Since falling inexplicably deep into the Doctor Who fandom I have decided that I need to be surrounded by all things Doctor Who. Thus far I have some socks and the tenth Doctor's screwdriver, but I need more. MORE! The BBC website has offerings that are drool worthy, but for the Whovian on a budget I have a solution: a homemade TARDIS desk lamp!
I tend to be willy nilly with my projects, which means that I don't have plans or a pattern to show you. If/when I choose to build another one it'll have to be from scratch and experience. I can tell you all what I used though, and give as much advice as possible. So hold onto your hats while I present: how to build a TARDIS!
This is going to be a little long, but please bear with me! Or at least just scroll through and look at the pictures :D
Let's get started!
First you want to figure out the dimensions of your finished TARDIS. My main panels measured 15cm by 23cm (working in centimeters was much simpler than inches), with the top parts getting gradually smaller (I eye balled it based on this image) and the base measuring 21cm by 21cm squared, and 3 1/2 cm high. This extra 3 1/2 cm on the base accounted for the cord space needed from the lamp piece.
Once you have your dimensions you can then start drawing in where your 'Police Public Call Box' sign will go, then where your eight windows will go. Be sure to account for the layered side pieces that give the box its extra dimensions and detail. Cutting puzzle notches in the base piece as well as the four sides of your TARDIS will allow you to easily take the TARDIS off of the base piece to access the light bulb once it's fully assembled.
For the top portion I glued the shorter outer square first, then glued the taller inner square to it (image one). I don't know if it would have been easier to do it the other way around or not! This wasn't so much guesswork as it was measuring and assessing my master image to try and create similar proportions.
Useful tip (maybe): I painted on the rough side of the transparency paper.

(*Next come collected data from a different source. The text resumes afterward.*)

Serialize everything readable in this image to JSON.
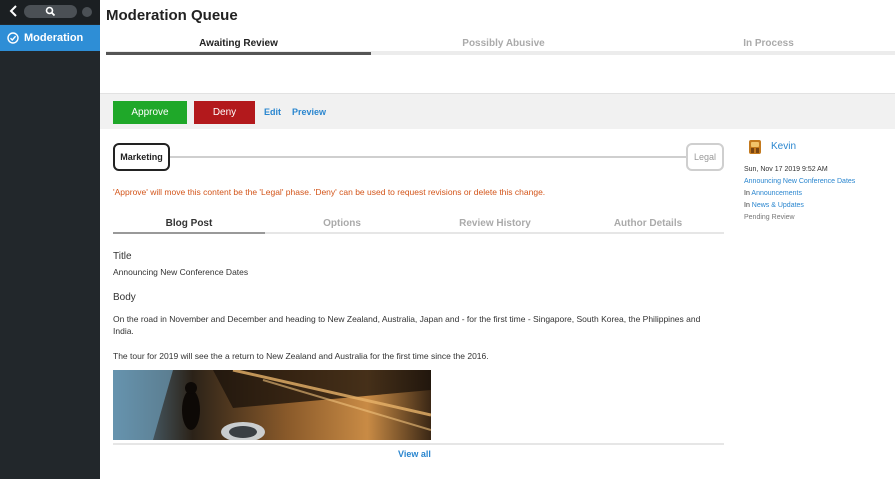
{
  "sidebar": {
    "items": [
      {
        "label": "Moderation"
      }
    ]
  },
  "page": {
    "title": "Moderation Queue",
    "tabs": [
      {
        "label": "Awaiting Review"
      },
      {
        "label": "Possibly Abusive"
      },
      {
        "label": "In Process"
      }
    ]
  },
  "actions": {
    "approve": "Approve",
    "deny": "Deny",
    "edit": "Edit",
    "preview": "Preview"
  },
  "workflow": {
    "current": "Marketing",
    "next": "Legal",
    "notice": "'Approve' will move this content be the 'Legal' phase. 'Deny' can be used to request revisions or delete this change."
  },
  "content_tabs": [
    {
      "label": "Blog Post"
    },
    {
      "label": "Options"
    },
    {
      "label": "Review History"
    },
    {
      "label": "Author Details"
    }
  ],
  "post": {
    "title_label": "Title",
    "title_value": "Announcing New Conference Dates",
    "body_label": "Body",
    "body_p1": "On the road in November and December and heading to New Zealand, Australia, Japan and - for the first time - Singapore, South Korea, the Philippines and India.",
    "body_p2": "The tour for 2019 will see the a return to New Zealand and Australia for the first time since the 2016.",
    "view_all": "View all"
  },
  "details": {
    "author": "Kevin",
    "datetime": "Sun, Nov 17 2019 9:52 AM",
    "post_title": "Announcing New Conference Dates",
    "in_label": "In",
    "location1": "Announcements",
    "location2": "News & Updates",
    "status": "Pending Review"
  },
  "colors": {
    "accent": "#2e8ed6",
    "approve": "#1fa829",
    "deny": "#b3191c",
    "notice": "#d3551a",
    "sidebar": "#22272b"
  }
}
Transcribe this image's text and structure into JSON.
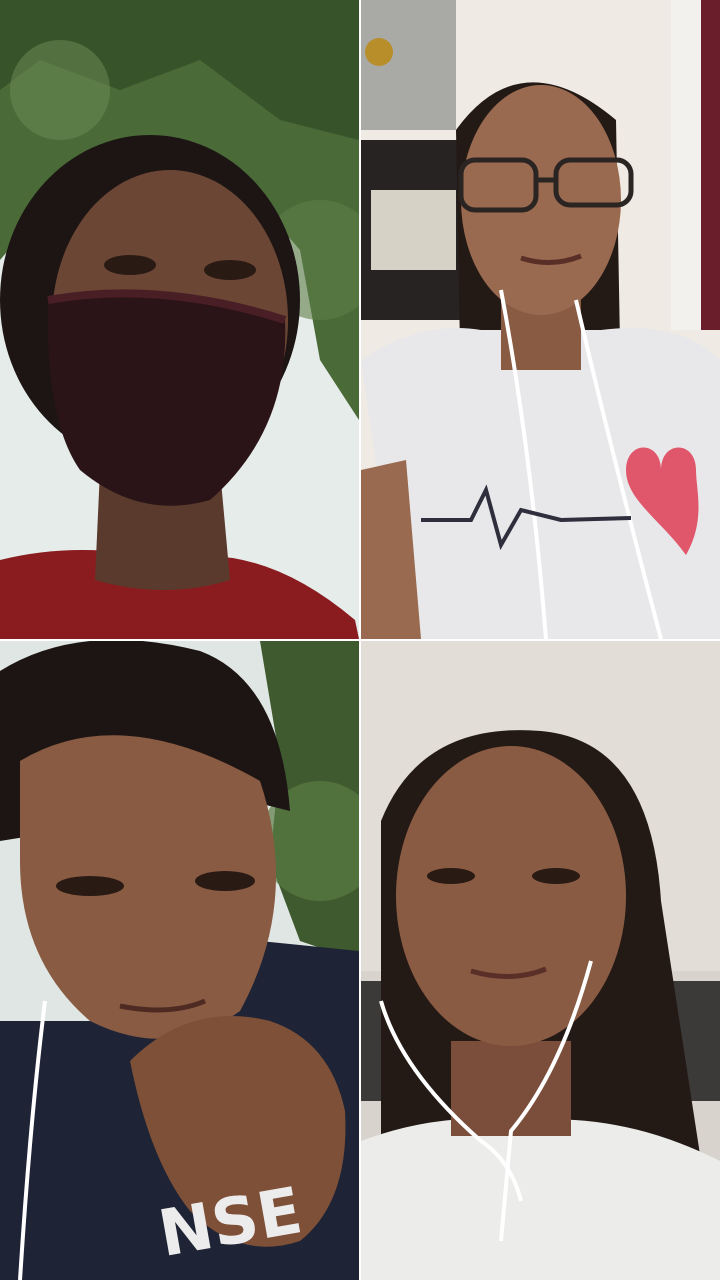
{
  "call": {
    "participants": [
      {
        "name": "",
        "scene": "outdoor-trees",
        "mask": "dark-maroon",
        "shirt": "red"
      },
      {
        "name": "",
        "scene": "indoor-shelves",
        "glasses": true,
        "shirt": "white-heart-print"
      },
      {
        "name": "",
        "scene": "outdoor-trees",
        "hand_on_chin": true,
        "shirt": "navy"
      },
      {
        "name": "",
        "scene": "indoor-wall",
        "earphones": true,
        "shirt": "white"
      }
    ],
    "shirt_print_text": "NSE"
  },
  "colors": {
    "divider": "#ffffff",
    "tree_green": "#3f5a2e",
    "sky": "#dfe6e3",
    "skin_dark": "#6b4634",
    "skin_medium": "#8a5b43",
    "hair": "#1c1513",
    "mask": "#2a1417",
    "maroon_shirt": "#8a1c20",
    "heart": "#e0566a",
    "navy_shirt": "#1e2435",
    "wall": "#d8d3cc",
    "white_shirt": "#ececea"
  }
}
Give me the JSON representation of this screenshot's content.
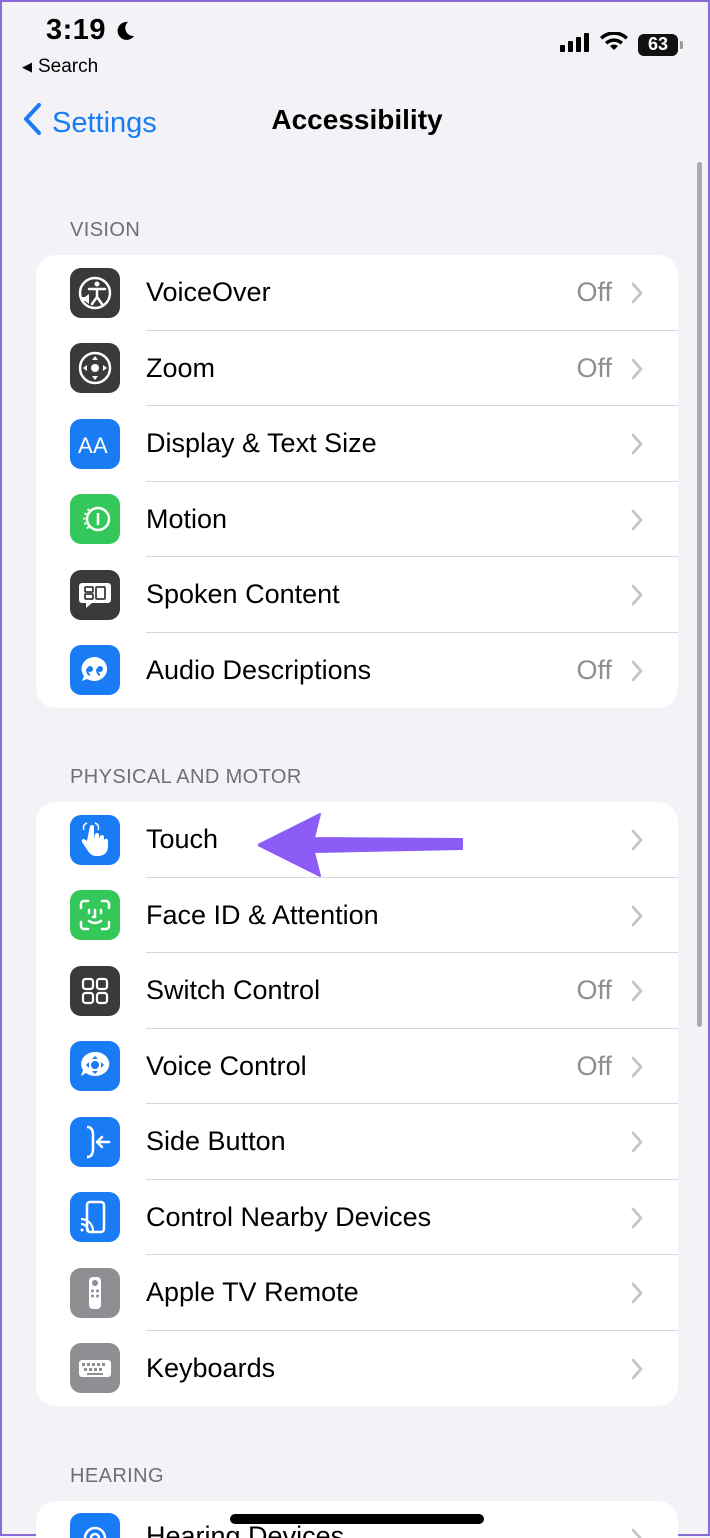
{
  "status": {
    "time": "3:19",
    "battery": "63",
    "back_app": "Search"
  },
  "nav": {
    "back_label": "Settings",
    "title": "Accessibility"
  },
  "colors": {
    "accent": "#1a7cf5",
    "blue_icon": "#1a7cf5",
    "green_icon": "#34c759",
    "dark_icon": "#3a3a3c",
    "gray_icon": "#8e8e93",
    "annotation_arrow": "#8b5cf6"
  },
  "sections": [
    {
      "header": "VISION",
      "rows": [
        {
          "label": "VoiceOver",
          "value": "Off",
          "icon": "voiceover-icon"
        },
        {
          "label": "Zoom",
          "value": "Off",
          "icon": "zoom-icon"
        },
        {
          "label": "Display & Text Size",
          "value": "",
          "icon": "text-size-icon"
        },
        {
          "label": "Motion",
          "value": "",
          "icon": "motion-icon"
        },
        {
          "label": "Spoken Content",
          "value": "",
          "icon": "spoken-content-icon"
        },
        {
          "label": "Audio Descriptions",
          "value": "Off",
          "icon": "audio-descriptions-icon"
        }
      ]
    },
    {
      "header": "PHYSICAL AND MOTOR",
      "rows": [
        {
          "label": "Touch",
          "value": "",
          "icon": "touch-icon"
        },
        {
          "label": "Face ID & Attention",
          "value": "",
          "icon": "face-id-icon"
        },
        {
          "label": "Switch Control",
          "value": "Off",
          "icon": "switch-control-icon"
        },
        {
          "label": "Voice Control",
          "value": "Off",
          "icon": "voice-control-icon"
        },
        {
          "label": "Side Button",
          "value": "",
          "icon": "side-button-icon"
        },
        {
          "label": "Control Nearby Devices",
          "value": "",
          "icon": "nearby-devices-icon"
        },
        {
          "label": "Apple TV Remote",
          "value": "",
          "icon": "tv-remote-icon"
        },
        {
          "label": "Keyboards",
          "value": "",
          "icon": "keyboard-icon"
        }
      ]
    },
    {
      "header": "HEARING",
      "rows": [
        {
          "label": "Hearing Devices",
          "value": "",
          "icon": "hearing-devices-icon"
        }
      ]
    }
  ]
}
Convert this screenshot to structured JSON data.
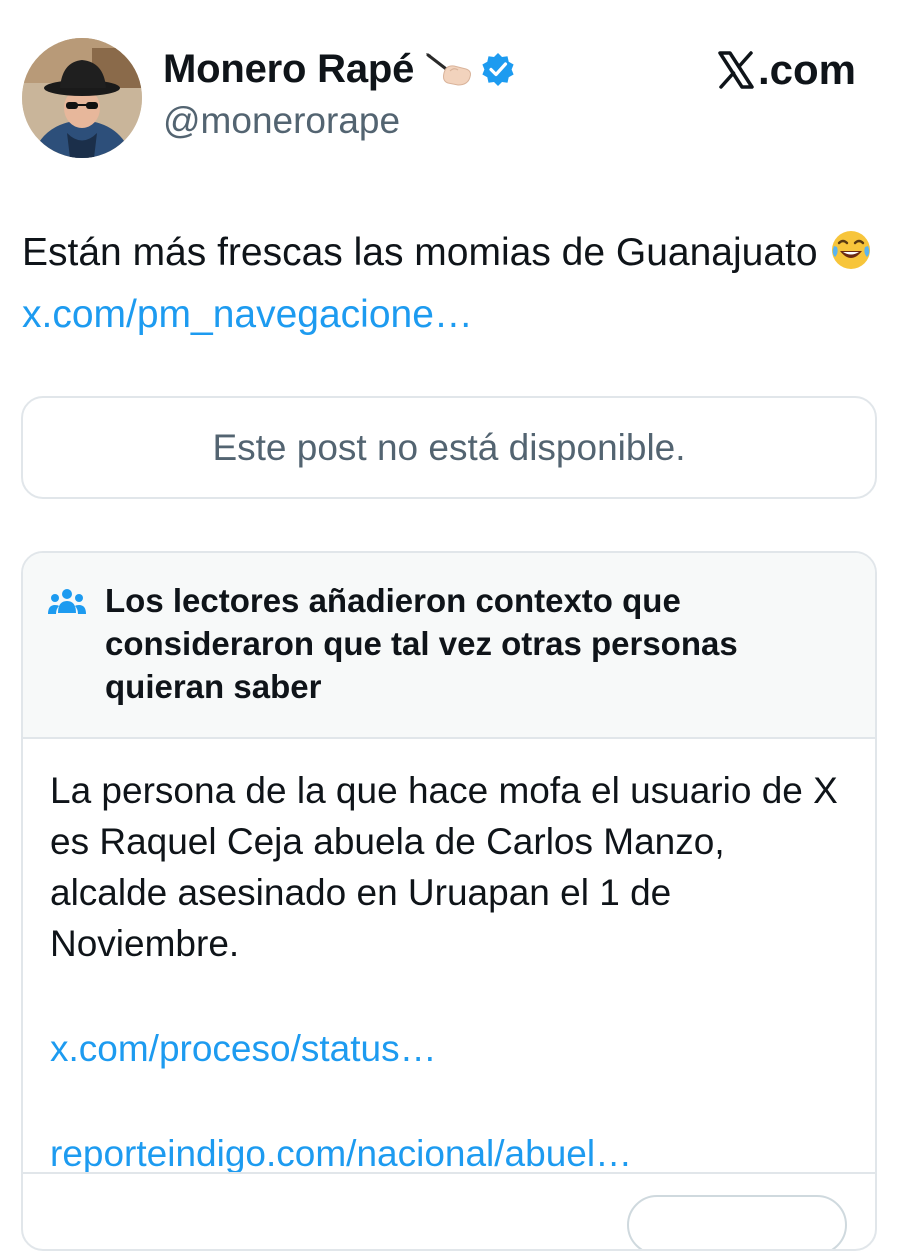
{
  "author": {
    "display_name": "Monero Rapé",
    "name_emoji": "writing-hand-icon",
    "verified": true,
    "verified_color": "#1d9bf0",
    "handle": "@monerorape"
  },
  "brand": {
    "label": ".com",
    "logo": "x-logo-icon"
  },
  "post": {
    "text_before_emoji": "Están más frescas las momias de Guanajuato",
    "emoji": "laughing-icon",
    "link": "x.com/pm_navegacione…"
  },
  "quoted_post": {
    "message": "Este post no está disponible."
  },
  "community_note": {
    "icon": "people-icon",
    "title": "Los lectores añadieron contexto que consideraron que tal vez otras personas quieran saber",
    "body": "La persona de la que hace mofa el usuario de X es Raquel Ceja abuela de Carlos Manzo, alcalde asesinado en Uruapan  el 1 de Noviembre.",
    "links": [
      "x.com/proceso/status…",
      "reporteindigo.com/nacional/abuel…"
    ]
  },
  "colors": {
    "text": "#0f1419",
    "secondary_text": "#536471",
    "link": "#1d9bf0",
    "border": "#e1e6ea",
    "note_header_bg": "#f7f9f9"
  }
}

This allowed me to wet a paper towel and remove finger prints and smudges from the smooth side once I was done handling the transparency, and before I glued it to the panels. The 0.20mm black micron pen comes in very handy for that Free For Use Of Public sign! I recommend practicing a few times, and only gluing the paper onto the transparency once you're completely satisfied.
Useful tip #2: make sure you add your window bars to the top windows BEFORE you glue the transparency sheets onto the foam core panels. I had to add mine after the fact and it was really difficult and they didn't turn out how I wanted.
Make sure you glue support beams into the inside of the TARDIS before adding your lid piece, or else what will the lid piece sit on? It'd just fall to the bottom of the unit, and that's completely counter productive.
Also, a little note on affixing the metal legs to the lantern top: white glue didn't work, and neither did rubber cement. I had to use a combination of glue and newspaper to create a "seal" over the bent piece of metal. As you can see, I set the lantern lid and its four bent pieces of metal to dry overnight on my white glue bottle. I'm happy to say that it worked! The next morning the newspaper had dried and successfully kept the bent pieces of metal in place. I'd love to find a sturdier solution, though.
My best answer for the glass lantern was to take a strip of transparency paper, make a tube, glue it together with super glue (and nearly glue my fingers together in the process) and then coat the whole thing in a layer of rubber cement. The purpose of the rubber cement was to kind of hide the super glue marks. I like to tell myself that it gives the thing an old, sagging glass aesthetic. ...
For the signs, I really should have lined them up OVER the "door" panels before I wrote on them. If you look at the TARDIS in pictures, you can see that "Public Call" are lined up perfectly over the center of the two panels. Mine are a little bit off.
Once I had my lamp parts in hand, I realized that I'd need to add risers to my lower base in order to make room for the lamp cord. When I went to add these pieces, I found that my lower base piece had warped quite a bit during the painting process. Bummer. I had enough foam core left over though, so I just made a new one, careful to not get it too wet.
Once your raised base is painted, dried, and has a hole in the center to accommodate the lightbulb end of your lamp piece, MAKE SURE THERE'S AN IDENTICAL HOLE IN YOUR PUZZLE PIECE BASE FOR THE ACTUAL TARDIS. Apologizes for the caps, I don't mean to yell, but it'd be kind of difficult to cut this hole after you've already glued the two pieces together.
Make sure the holes are just a hair too small, that way the lightbulb end of your lamp piece will fit snugly. Screw in a lightbulb, gently push your fully assembled TARDIS onto the puzzle piece bottom, and you're DONE!